Underlying operating profit for the division was lower, partly due to the absence of income from research chemicals which was sold on 30th September 2015.

New businesses

New businesses continued to make further progress with sales increasing 14% to £43 million (11% ahead at constant rates), with good demand for battery materials and an early contribution from the recent water technologies acquisitions made in April and May.

The operating loss for the division continued to be in line with expectations for the full year.

Outlook

In line with preliminary results announcement on 2 June 2016, we continue to expect the group’s performance in 2016/17 to be ahead of 2015/16, albeit weighted towards the second half.

The underlying performance of the group for 2016/17 at constant rates remains in line with previous expectations. However, the full year positive translational impact from exchange rates at 2 June 2016 of approximately £15 million has increased substantially recently. If exchange rates remain at current levels for the remainder of 2016/17, the positive translational impact to full year underlying operating profit would increase by around a further £25 million to a total of approximately £40 million.

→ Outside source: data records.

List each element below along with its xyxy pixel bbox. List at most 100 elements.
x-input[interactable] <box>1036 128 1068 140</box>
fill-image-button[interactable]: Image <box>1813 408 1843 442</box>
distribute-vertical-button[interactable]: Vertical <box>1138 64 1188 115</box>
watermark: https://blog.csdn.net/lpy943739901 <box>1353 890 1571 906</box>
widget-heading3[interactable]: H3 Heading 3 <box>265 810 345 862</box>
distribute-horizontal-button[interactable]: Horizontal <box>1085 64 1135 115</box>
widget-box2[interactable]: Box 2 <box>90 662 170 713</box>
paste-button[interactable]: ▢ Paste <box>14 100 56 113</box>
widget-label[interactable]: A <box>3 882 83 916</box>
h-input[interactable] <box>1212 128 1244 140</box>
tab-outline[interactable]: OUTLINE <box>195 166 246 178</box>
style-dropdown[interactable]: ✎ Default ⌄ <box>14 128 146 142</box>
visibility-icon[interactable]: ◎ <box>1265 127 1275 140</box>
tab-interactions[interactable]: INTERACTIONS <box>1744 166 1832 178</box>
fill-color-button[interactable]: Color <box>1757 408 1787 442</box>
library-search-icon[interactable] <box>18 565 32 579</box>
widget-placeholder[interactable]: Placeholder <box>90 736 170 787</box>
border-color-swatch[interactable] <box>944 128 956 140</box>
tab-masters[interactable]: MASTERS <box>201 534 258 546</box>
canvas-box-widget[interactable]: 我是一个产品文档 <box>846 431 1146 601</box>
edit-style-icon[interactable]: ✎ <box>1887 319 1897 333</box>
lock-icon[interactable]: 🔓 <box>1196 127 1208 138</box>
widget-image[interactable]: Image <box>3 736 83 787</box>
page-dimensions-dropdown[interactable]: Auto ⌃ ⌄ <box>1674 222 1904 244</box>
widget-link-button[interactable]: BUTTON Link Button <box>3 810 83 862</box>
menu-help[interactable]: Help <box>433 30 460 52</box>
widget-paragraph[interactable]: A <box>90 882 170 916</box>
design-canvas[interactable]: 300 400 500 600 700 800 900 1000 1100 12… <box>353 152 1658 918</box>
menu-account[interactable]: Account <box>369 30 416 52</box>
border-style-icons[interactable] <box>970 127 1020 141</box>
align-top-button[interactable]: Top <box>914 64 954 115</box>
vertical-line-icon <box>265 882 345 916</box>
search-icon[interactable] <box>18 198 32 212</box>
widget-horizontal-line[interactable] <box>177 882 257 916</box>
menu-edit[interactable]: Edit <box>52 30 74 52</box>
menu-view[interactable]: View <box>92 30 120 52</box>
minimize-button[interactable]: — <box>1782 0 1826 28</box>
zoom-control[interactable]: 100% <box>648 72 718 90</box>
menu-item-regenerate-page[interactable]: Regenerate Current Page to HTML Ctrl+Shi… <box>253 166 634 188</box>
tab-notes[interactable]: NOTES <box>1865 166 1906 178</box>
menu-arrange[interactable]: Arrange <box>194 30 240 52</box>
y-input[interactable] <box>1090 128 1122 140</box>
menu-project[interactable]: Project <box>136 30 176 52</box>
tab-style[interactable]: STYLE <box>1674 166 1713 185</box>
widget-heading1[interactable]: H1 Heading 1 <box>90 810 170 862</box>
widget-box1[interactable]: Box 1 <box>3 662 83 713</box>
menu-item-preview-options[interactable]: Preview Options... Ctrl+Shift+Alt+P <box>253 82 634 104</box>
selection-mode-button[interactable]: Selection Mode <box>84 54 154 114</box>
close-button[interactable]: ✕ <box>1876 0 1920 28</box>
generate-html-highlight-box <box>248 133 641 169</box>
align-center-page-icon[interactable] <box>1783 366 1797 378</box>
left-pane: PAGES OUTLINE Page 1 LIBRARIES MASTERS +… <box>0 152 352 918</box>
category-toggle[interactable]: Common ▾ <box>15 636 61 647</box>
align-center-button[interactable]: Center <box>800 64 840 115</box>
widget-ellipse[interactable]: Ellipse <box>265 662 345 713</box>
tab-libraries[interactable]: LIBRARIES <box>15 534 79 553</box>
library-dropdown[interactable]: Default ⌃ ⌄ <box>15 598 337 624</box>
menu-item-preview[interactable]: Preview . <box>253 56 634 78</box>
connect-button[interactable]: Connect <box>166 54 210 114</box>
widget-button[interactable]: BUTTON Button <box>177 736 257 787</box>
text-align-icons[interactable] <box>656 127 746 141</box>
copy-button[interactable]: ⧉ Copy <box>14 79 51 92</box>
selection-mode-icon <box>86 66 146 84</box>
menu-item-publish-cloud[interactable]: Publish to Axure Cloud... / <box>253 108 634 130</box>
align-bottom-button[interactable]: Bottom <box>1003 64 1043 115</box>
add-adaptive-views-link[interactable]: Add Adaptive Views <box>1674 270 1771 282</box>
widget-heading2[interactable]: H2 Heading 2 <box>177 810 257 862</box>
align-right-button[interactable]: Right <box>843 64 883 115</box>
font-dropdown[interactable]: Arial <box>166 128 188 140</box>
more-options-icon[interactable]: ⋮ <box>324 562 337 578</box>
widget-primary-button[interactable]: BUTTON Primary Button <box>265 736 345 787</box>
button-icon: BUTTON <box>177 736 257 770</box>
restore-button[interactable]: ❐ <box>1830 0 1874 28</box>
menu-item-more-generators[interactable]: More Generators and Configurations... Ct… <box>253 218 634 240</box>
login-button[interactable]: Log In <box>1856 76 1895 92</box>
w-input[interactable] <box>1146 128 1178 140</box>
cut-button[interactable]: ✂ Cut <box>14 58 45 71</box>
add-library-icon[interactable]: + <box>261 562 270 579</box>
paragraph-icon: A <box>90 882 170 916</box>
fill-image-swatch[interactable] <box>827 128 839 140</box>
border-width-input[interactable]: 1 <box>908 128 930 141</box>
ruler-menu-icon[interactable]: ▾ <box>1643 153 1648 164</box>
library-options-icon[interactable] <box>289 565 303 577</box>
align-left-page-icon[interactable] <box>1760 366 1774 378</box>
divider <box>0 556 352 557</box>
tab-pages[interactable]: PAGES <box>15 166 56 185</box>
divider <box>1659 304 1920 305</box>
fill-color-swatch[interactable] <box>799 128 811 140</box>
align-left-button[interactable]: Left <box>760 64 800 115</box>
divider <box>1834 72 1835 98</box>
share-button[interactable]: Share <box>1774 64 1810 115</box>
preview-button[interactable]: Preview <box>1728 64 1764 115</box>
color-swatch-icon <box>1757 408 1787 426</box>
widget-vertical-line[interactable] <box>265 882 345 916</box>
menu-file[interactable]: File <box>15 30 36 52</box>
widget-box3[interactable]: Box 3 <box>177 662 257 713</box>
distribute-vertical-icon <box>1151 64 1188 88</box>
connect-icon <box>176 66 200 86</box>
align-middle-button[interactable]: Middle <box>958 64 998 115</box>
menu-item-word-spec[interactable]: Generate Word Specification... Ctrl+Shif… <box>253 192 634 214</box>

It is too early to predict the exact consequences of the UK’s vote to leave the EU. However, the board currently believes that this will not have a long term material impact on Johnson Matthey and the company will continue to focus on executing strategy for the group. The company will continue to grow the business by investing in research and development, manufacturing facilities and employees, whilst improving health and safety performance and delivering the best products and service for customers.